Atlixco eats like the rest of Puebla state, with a few things it does especially well. You’re in poblano country, so the classics apply — mole, cemitas, antojitos — plus a strong local streak of cecina and weekend barbacoa.

Cecina. Thin, salted, grilled beef is the regional specialty around here, usually served with tortillas, salsa, and sides. It’s the dish to plan a meal around.

Barbacoa and consomé (weekends). Slow-cooked lamb with its broth is the classic weekend breakfast. Go early — good spots sell out by mid-morning.

Cemitas and antojitos. The poblano sandwich piled with meat, avocado, and stringy cheese, plus tacos, quesadillas, and memelas from market stalls. Cheap and filling.

Where to eat

The municipal market. Your best bet for honest, cheap food. The cooked-food stalls do breakfast and lunch, and this is where locals actually eat. A full meal runs just a few dollars (approximate).

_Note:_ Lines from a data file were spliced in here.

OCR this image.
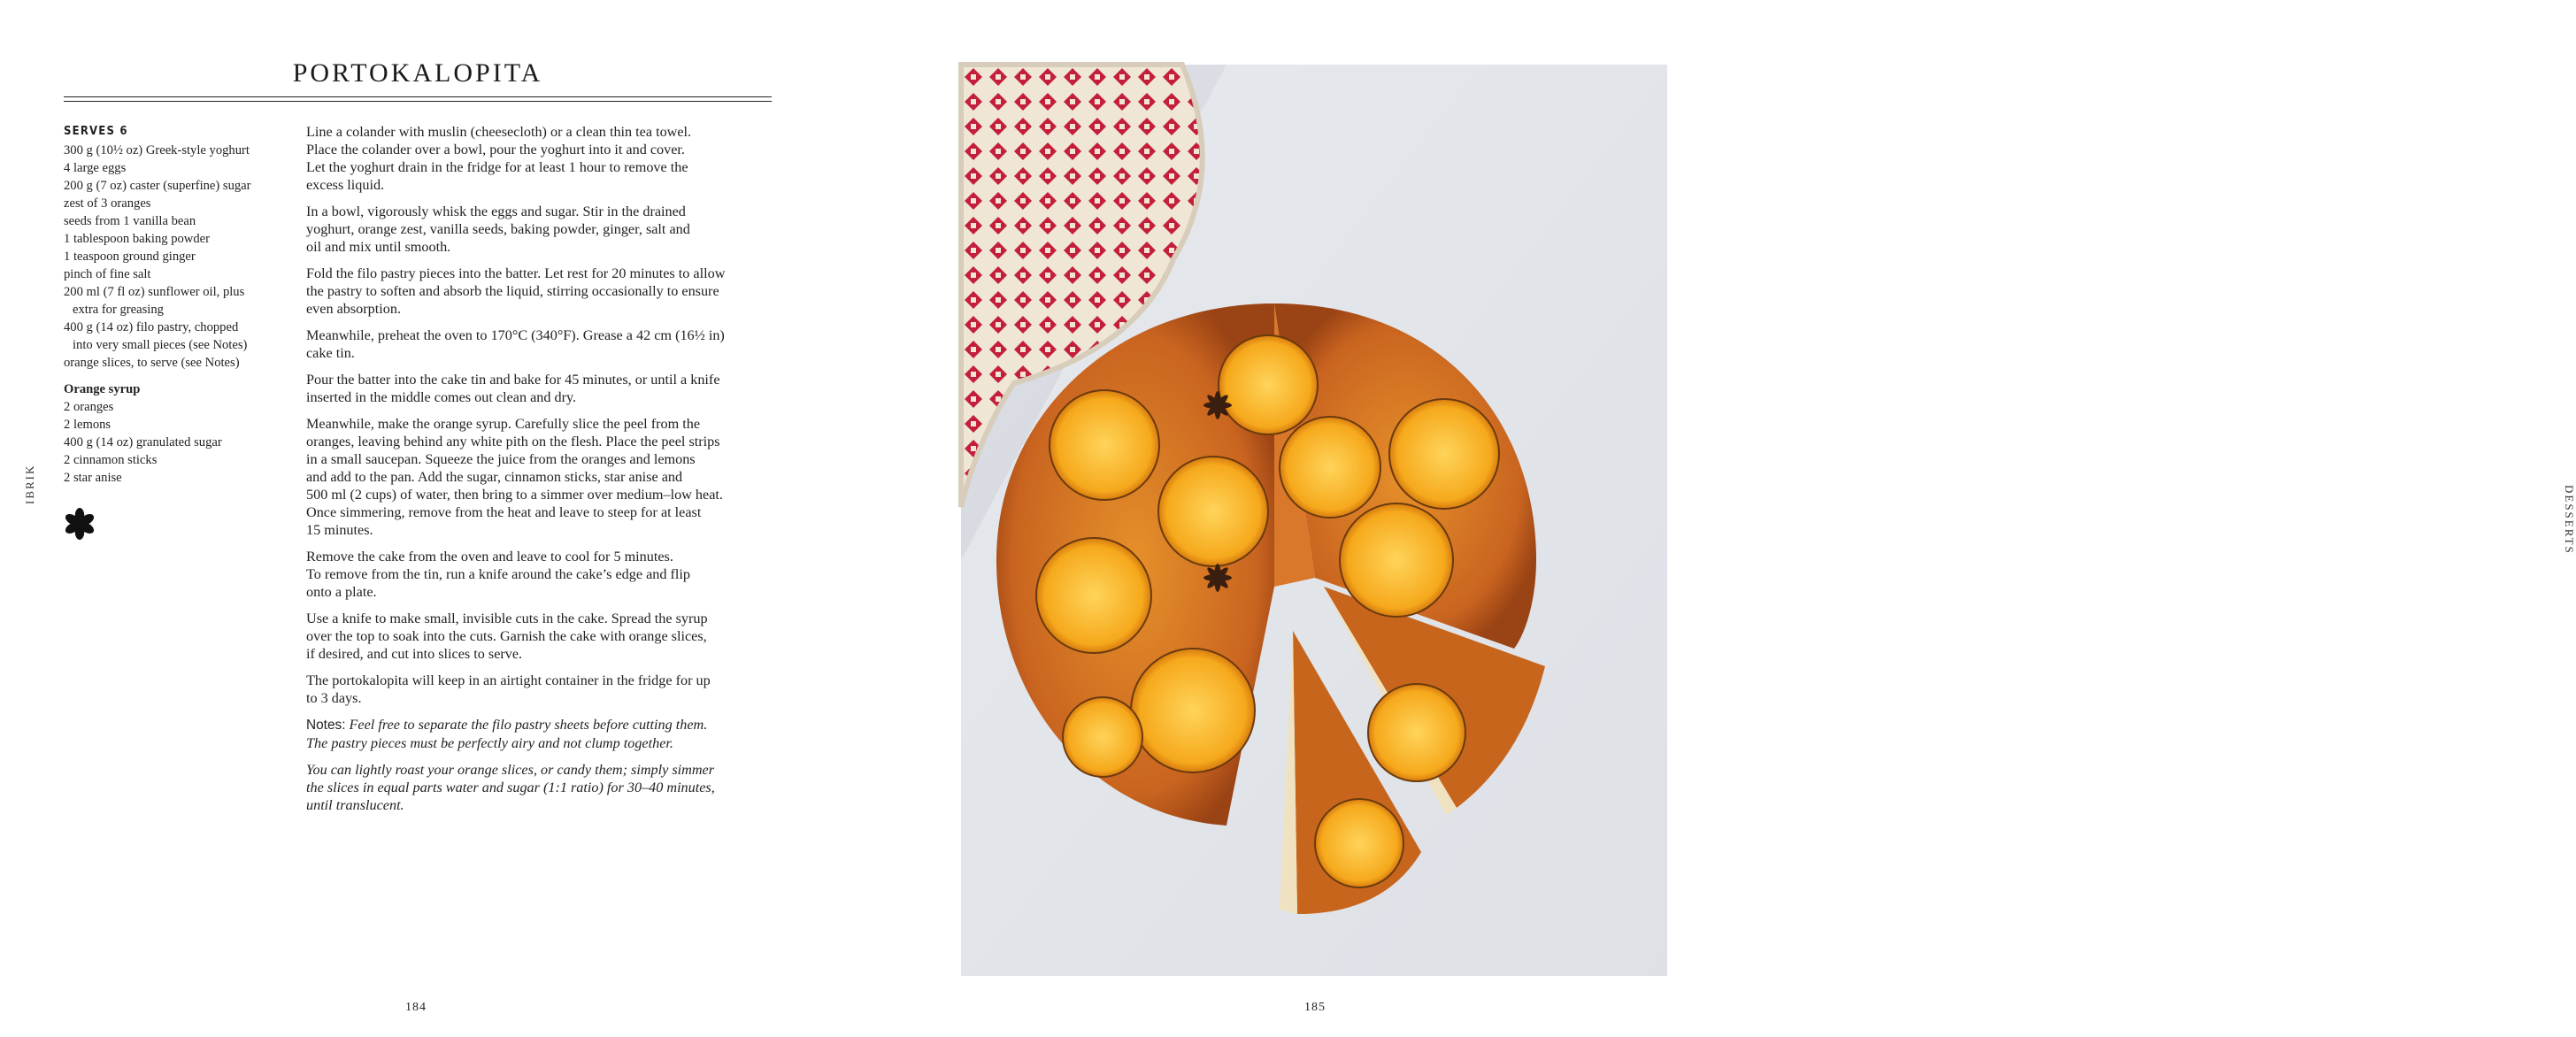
PORTOKALOPITA
SERVES 6
300 g (10½ oz) Greek-style yoghurt
4 large eggs
200 g (7 oz) caster (superfine) sugar
zest of 3 oranges
seeds from 1 vanilla bean
1 tablespoon baking powder
1 teaspoon ground ginger
pinch of fine salt
200 ml (7 fl oz) sunflower oil, plus
extra for greasing
400 g (14 oz) filo pastry, chopped
into very small pieces (see Notes)
orange slices, to serve (see Notes)
Orange syrup
2 oranges
2 lemons
400 g (14 oz) granulated sugar
2 cinnamon sticks
2 star anise

Line a colander with muslin (cheesecloth) or a clean thin tea towel.
Place the colander over a bowl, pour the yoghurt into it and cover.
Let the yoghurt drain in the fridge for at least 1 hour to remove the
excess liquid.

In a bowl, vigorously whisk the eggs and sugar. Stir in the drained
yoghurt, orange zest, vanilla seeds, baking powder, ginger, salt and
oil and mix until smooth.

Fold the filo pastry pieces into the batter. Let rest for 20 minutes to allow
the pastry to soften and absorb the liquid, stirring occasionally to ensure
even absorption.

Meanwhile, preheat the oven to 170°C (340°F). Grease a 42 cm (16½ in)
cake tin.

Pour the batter into the cake tin and bake for 45 minutes, or until a knife
inserted in the middle comes out clean and dry.

Meanwhile, make the orange syrup. Carefully slice the peel from the
oranges, leaving behind any white pith on the flesh. Place the peel strips
in a small saucepan. Squeeze the juice from the oranges and lemons
and add to the pan. Add the sugar, cinnamon sticks, star anise and
500 ml (2 cups) of water, then bring to a simmer over medium–low heat.
Once simmering, remove from the heat and leave to steep for at least
15 minutes.

Remove the cake from the oven and leave to cool for 5 minutes.
To remove from the tin, run a knife around the cake’s edge and flip
onto a plate.

Use a knife to make small, invisible cuts in the cake. Spread the syrup
over the top to soak into the cuts. Garnish the cake with orange slices,
if desired, and cut into slices to serve.

The portokalopita will keep in an airtight container in the fridge for up
to 3 days.

Notes: Feel free to separate the filo pastry sheets before cutting them.
The pastry pieces must be perfectly airy and not clump together.

You can lightly roast your orange slices, or candy them; simply simmer
the slices in equal parts water and sugar (1:1 ratio) for 30–40 minutes,
until translucent.

IBRIK
184
DESSERTS
185
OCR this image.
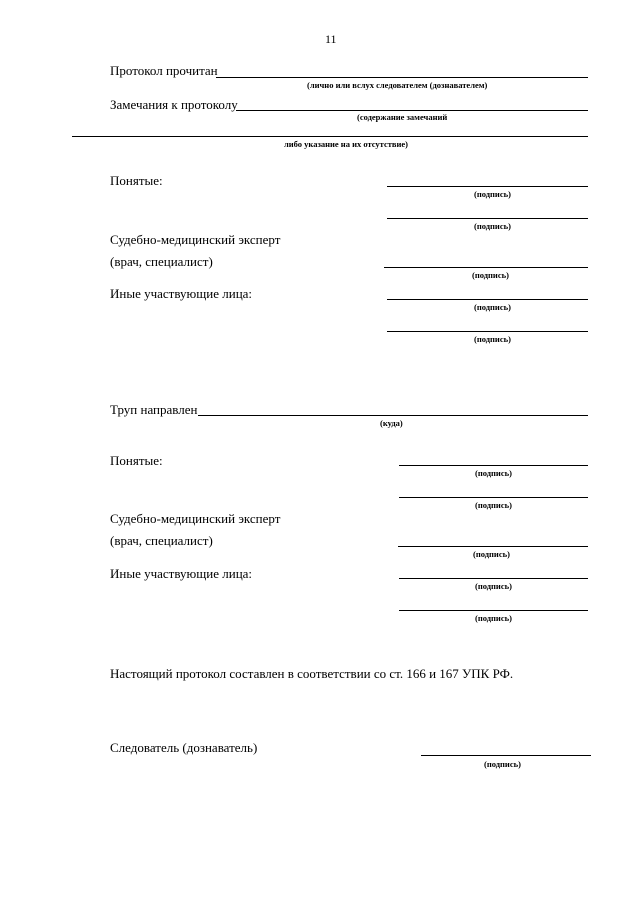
11
Протокол прочитан
(лично или вслух следователем (дознавателем)
Замечания к протоколу
(содержание замечаний
либо указание на их отсутствие)
Понятые:
(подпись)
(подпись)
Судебно-медицинский эксперт
(врач, специалист)
(подпись)
Иные участвующие лица:
(подпись)
(подпись)
Труп направлен
(куда)
Понятые:
(подпись)
(подпись)
Судебно-медицинский эксперт
(врач, специалист)
(подпись)
Иные участвующие лица:
(подпись)
(подпись)
Настоящий протокол составлен в соответствии со ст. 166 и 167 УПК РФ.
Следователь (дознаватель)
(подпись)
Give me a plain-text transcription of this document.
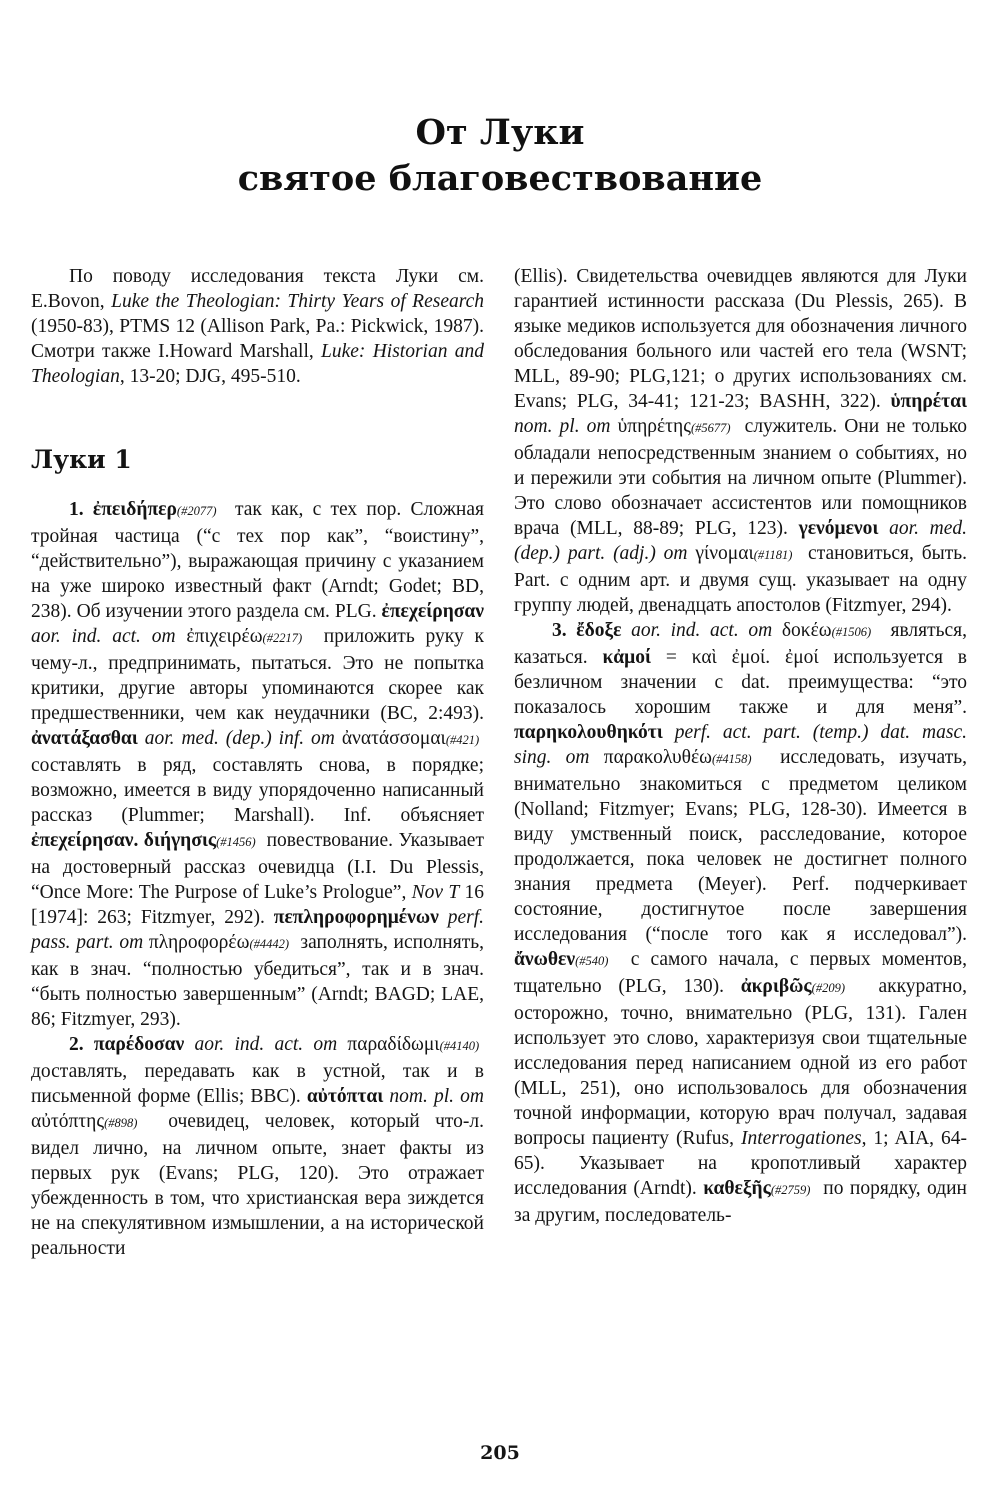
От Луки
святое благовествование

По поводу исследования текста Луки см. E.Bovon, Luke the Theologian: Thirty Years of Research (1950-83), PTMS 12 (Allison Park, Pa.: Pickwick, 1987). Смотри также I.Howard Marshall, Luke: Historian and Theologian, 13-20; DJG, 495-510.

Луки 1

1. ἐπειδήπερ(#2077)  так как, с тех пор. Сложная тройная частица (“с тех пор как”, “воистину”, “действительно”), выражающая причину с указанием на уже широко известный факт (Arndt; Godet; BD, 238). Об изучении этого раздела см. PLG. ἐπεχείρησαν aor. ind. act. от ἐπιχειρέω(#2217)  приложить руку к чему-л., предпринимать, пытаться. Это не попытка критики, другие авторы упоминаются скорее как предшественники, чем как неудачники (BC, 2:493). ἀνατάξασθαι aor. med. (dep.) inf. от ἀνατάσσομαι(#421)  составлять в ряд, составлять снова, в порядке; возможно, имеется в виду упорядоченно написанный рассказ (Plummer; Marshall). Inf. объясняет ἐπεχείρησαν. διήγησις(#1456)  повествование. Указывает на достоверный рассказ очевидца (I.I. Du Plessis, “Once More: The Purpose of Luke’s Prologue”, Nov T 16 [1974]: 263; Fitzmyer, 292). πεπληροφορημένων perf. pass. part. от πληροφορέω(#4442)  заполнять, исполнять, как в знач. “полностью убедиться”, так и в знач. “быть полностью завершенным” (Arndt; BAGD; LAE, 86; Fitzmyer, 293).

2. παρέδοσαν aor. ind. act. от παραδίδωμι(#4140)  доставлять, передавать как в устной, так и в письменной форме (Ellis; BBC). αὐτόπται nom. pl. от αὐτόπτης(#898)  очевидец, человек, который что-л. видел лично, на личном опыте, знает факты из первых рук (Evans; PLG, 120). Это отражает убежденность в том, что христианская вера зиждется не на спекулятивном измышлении, а на исторической реальности

(Ellis). Свидетельства очевидцев являются для Луки гарантией истинности рассказа (Du Plessis, 265). В языке медиков используется для обозначения личного обследования больного или частей его тела (WSNT; MLL, 89-90; PLG,121; о других использованиях см. Evans; PLG, 34-41; 121-23; BASHH, 322). ὑπηρέται nom. pl. от ὑπηρέτης(#5677)  служитель. Они не только обладали непосредственным знанием о событиях, но и пережили эти события на личном опыте (Plummer). Это слово обозначает ассистентов или помощников врача (MLL, 88-89; PLG, 123). γενόμενοι aor. med. (dep.) part. (adj.) от γίνομαι(#1181)  становиться, быть. Part. с одним арт. и двумя сущ. указывает на одну группу людей, двенадцать апостолов (Fitzmyer, 294).

3. ἔδοξε aor. ind. act. от δοκέω(#1506)  являться, казаться. κἀμοί = καὶ ἐμοί. ἐμοί используется в безличном значении с dat. преимущества: “это показалось хорошим также и для меня”. παρηκολουθηκότι perf. act. part. (temp.) dat. masc. sing. от παρακολυθέω(#4158)  исследовать, изучать, внимательно знакомиться с предметом целиком (Nolland; Fitzmyer; Evans; PLG, 128-30). Имеется в виду умственный поиск, расследование, которое продолжается, пока человек не достигнет полного знания предмета (Meyer). Perf. подчеркивает состояние, достигнутое после завершения исследования (“после того как я исследовал”). ἄνωθεν(#540)  с самого начала, с первых моментов, тщательно (PLG, 130). ἀκριβῶς(#209)  аккуратно, осторожно, точно, внимательно (PLG, 131). Гален использует это слово, характеризуя свои тщательные исследования перед написанием одной из его работ (MLL, 251), оно использовалось для обозначения точной информации, которую врач получал, задавая вопросы пациенту (Rufus, Interrogationes, 1; AIA, 64-65). Указывает на кропотливый характер исследования (Arndt). καθεξῆς(#2759)  по порядку, один за другим, последователь-

205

Around the zocalo. Sit-down restaurants and cafes facing the plaza are pleasant for a coffee or a relaxed meal, but you pay for the view and the food is more ordinary than the market. Fine for atmosphere, not for the best bite. A main here might run the equivalent of several dollars up to more (approximate).

Roadside comedores. On the outskirts and toward the nurseries you’ll find family-run spots doing cecina and barbacoa. Worth the short drive on a weekend.

Simple rule: eat your real meal at the market or a comedor, and use the plaza for a drink.